Now: Indeed, the likelihood functions are given as analytical expressions and so I can differentiate them, no problem. What remains is to sort out if the algebraic solver can help me. Usually, algebraic solvers are used in softwares such as Mathematica to solve (algebraic) equations. However, I do not intend to work with algebraic expressions here - In order to calculate the statistical properties of \theta, what I need is probably samples as per the MCMC technique - are you saying that the algebraic solver somehow can aid me here? If so, is there an example of this somewhere you can point to so I can verify this claim (i.e., a problem where a minimisation problem is solved using the algebraic solver provided by STAN)?

This is my suspicion: I don’t think calculating the gradient of the likelihood and subsequent use of the algebraic solver will help me - what I need a numerical solver. If STAN does not provide this, that’s alright - I can use the native stuff that comes with, e.g., Python. Moreover, using the gradients will probably induce unwanted numerical noise in the solutions, something I would like to avoid.

Lastly, considering the fact that my data arrives in a sequential fashion (with optimisation of the parameters ‘a’ and ‘b’ in each step of the sequence), i.e., not at the same time, I am starting to wonder whether or not I need do use sequential MCMC. As far as I can tell this is not yet provided by STAN - maybe there is a workaround somehow. Can you point in any direction w.r.t this? Thanks again.

If you have a function f(X; a, b) for which you want to find \hat{a}, \hat{b} that maximise it, then, if f is well-behaved you can write the equations \frac{\partial f}{\partial a} = 0 and \frac{\partial f}{\partial b} = 0 and use the algebraic solver to find those roots (numerically; don’t be fooled by the “algebraic” in the name).

I couldn’t find a minimisation problem, but this should get you started with solving equations numerically via algebraic solver.

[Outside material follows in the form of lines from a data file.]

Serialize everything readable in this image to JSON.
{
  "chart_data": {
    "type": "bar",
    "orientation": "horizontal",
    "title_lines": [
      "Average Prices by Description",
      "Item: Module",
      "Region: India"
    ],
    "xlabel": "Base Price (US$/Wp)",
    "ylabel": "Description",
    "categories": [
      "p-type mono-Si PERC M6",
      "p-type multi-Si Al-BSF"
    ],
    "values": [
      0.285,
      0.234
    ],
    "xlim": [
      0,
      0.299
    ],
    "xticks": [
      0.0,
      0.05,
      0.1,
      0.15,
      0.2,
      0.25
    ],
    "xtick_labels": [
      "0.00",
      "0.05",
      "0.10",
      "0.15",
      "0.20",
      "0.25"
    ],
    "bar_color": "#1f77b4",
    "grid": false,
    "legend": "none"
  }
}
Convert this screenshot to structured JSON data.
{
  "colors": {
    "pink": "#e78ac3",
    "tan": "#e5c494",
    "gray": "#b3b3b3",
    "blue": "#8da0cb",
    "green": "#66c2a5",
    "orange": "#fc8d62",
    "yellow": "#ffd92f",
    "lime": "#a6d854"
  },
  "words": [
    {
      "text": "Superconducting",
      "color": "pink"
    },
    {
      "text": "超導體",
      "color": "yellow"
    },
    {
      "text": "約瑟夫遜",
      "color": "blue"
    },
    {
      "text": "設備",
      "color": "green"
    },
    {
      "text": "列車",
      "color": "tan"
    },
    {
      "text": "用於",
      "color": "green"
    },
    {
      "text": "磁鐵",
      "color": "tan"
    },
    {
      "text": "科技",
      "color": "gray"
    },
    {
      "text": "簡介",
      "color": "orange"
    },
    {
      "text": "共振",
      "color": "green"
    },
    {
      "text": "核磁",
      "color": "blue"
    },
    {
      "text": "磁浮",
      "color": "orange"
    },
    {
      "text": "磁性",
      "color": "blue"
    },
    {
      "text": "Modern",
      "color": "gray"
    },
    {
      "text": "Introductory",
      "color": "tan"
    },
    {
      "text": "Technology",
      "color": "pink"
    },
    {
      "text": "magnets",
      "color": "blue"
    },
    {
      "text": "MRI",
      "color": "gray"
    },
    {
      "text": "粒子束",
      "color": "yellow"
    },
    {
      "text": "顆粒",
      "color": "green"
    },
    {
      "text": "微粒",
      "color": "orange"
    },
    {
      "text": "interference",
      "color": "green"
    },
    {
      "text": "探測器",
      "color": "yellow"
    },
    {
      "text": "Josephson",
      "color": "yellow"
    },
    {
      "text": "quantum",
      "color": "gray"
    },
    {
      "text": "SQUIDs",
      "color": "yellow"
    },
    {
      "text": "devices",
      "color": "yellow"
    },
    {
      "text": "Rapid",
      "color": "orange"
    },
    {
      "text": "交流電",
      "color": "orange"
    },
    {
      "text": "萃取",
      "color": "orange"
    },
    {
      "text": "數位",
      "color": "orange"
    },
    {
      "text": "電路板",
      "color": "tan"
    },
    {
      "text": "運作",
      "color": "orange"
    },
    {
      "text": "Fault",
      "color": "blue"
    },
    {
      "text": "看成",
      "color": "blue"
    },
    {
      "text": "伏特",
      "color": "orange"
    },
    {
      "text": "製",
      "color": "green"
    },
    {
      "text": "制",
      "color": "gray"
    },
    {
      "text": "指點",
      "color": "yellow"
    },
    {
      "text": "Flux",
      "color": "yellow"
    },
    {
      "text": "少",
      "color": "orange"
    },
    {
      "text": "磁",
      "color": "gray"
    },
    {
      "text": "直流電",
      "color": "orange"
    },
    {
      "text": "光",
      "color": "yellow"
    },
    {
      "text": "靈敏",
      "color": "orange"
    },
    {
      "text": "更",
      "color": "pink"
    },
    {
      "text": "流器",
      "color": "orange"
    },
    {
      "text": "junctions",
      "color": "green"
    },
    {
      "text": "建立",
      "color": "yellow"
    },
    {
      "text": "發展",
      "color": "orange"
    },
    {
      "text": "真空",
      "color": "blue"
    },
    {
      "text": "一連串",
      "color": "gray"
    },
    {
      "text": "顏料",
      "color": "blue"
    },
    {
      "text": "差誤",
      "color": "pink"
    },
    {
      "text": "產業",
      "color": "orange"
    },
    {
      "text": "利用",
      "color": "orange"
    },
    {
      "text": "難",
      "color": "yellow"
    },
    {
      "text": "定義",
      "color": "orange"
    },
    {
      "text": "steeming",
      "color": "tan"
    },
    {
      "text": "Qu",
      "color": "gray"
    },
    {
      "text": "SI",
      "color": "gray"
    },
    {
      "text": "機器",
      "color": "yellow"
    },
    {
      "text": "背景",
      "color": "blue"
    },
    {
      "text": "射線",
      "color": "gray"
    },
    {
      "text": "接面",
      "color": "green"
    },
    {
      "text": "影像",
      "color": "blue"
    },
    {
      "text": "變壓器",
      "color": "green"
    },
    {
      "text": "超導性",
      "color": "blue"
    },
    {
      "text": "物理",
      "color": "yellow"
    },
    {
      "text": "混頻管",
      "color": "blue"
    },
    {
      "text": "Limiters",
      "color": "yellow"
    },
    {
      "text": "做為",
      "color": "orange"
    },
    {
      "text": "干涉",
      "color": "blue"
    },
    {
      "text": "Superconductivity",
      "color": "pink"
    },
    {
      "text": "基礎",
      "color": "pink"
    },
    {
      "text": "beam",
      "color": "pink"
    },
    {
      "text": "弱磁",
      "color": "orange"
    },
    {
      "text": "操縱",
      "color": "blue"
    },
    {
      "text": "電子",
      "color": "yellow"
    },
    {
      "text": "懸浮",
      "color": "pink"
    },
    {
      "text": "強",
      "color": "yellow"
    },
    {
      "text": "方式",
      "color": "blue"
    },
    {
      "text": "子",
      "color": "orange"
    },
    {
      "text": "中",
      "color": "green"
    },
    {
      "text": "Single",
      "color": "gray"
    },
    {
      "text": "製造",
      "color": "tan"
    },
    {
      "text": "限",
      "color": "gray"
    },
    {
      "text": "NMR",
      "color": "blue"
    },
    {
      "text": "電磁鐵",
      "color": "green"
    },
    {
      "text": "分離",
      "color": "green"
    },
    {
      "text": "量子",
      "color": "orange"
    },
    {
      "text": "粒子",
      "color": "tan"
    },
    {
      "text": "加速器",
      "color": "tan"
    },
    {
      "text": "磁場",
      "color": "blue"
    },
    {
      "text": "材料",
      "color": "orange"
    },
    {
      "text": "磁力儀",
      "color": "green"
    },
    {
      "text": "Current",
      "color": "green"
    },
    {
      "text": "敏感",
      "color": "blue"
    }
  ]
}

You can also code-up a Newton solver in the functions block if you want.

This is why I have been urging you to carefully consider what your data is and what inferences you want out of this exercise. If a and b don’t depend on \theta, you could always use any external routine in Python or R or whatever to get the “optimal” a and b and then pass them as data to Stan. What I discussed above is an alternative to externally deriving a and b: you’d find them conditional on X and then write them in the transformed data block, whereas if you determine them externally, you’d chuck them in the data block.

It depends on what your goals are, really. If you need to learn about \theta “on-line”, i.e., as data arrives, that’s more complicated. But if you don’t, just accumulate the data, derive the $a$s and $b$s and pass them as data.

If you can provide more detail, I can try and help a bit more.

@aleli, I have been following along and think it might be helpful for everyone if you could clarify some things.

If I understand your problem correctly, your workflow is something like the following.

  1. Design an experiment with a1 & b1 as parameters and collect data
  2. Based on the data estimate theta
  3. Use an optimiser with theta as input to derive optimal a2 and b2
  4. Collect new data in an experiment based on a2 and b2
  5. Go to 2.

Is this what is going on or am I still misunderstanding your problem?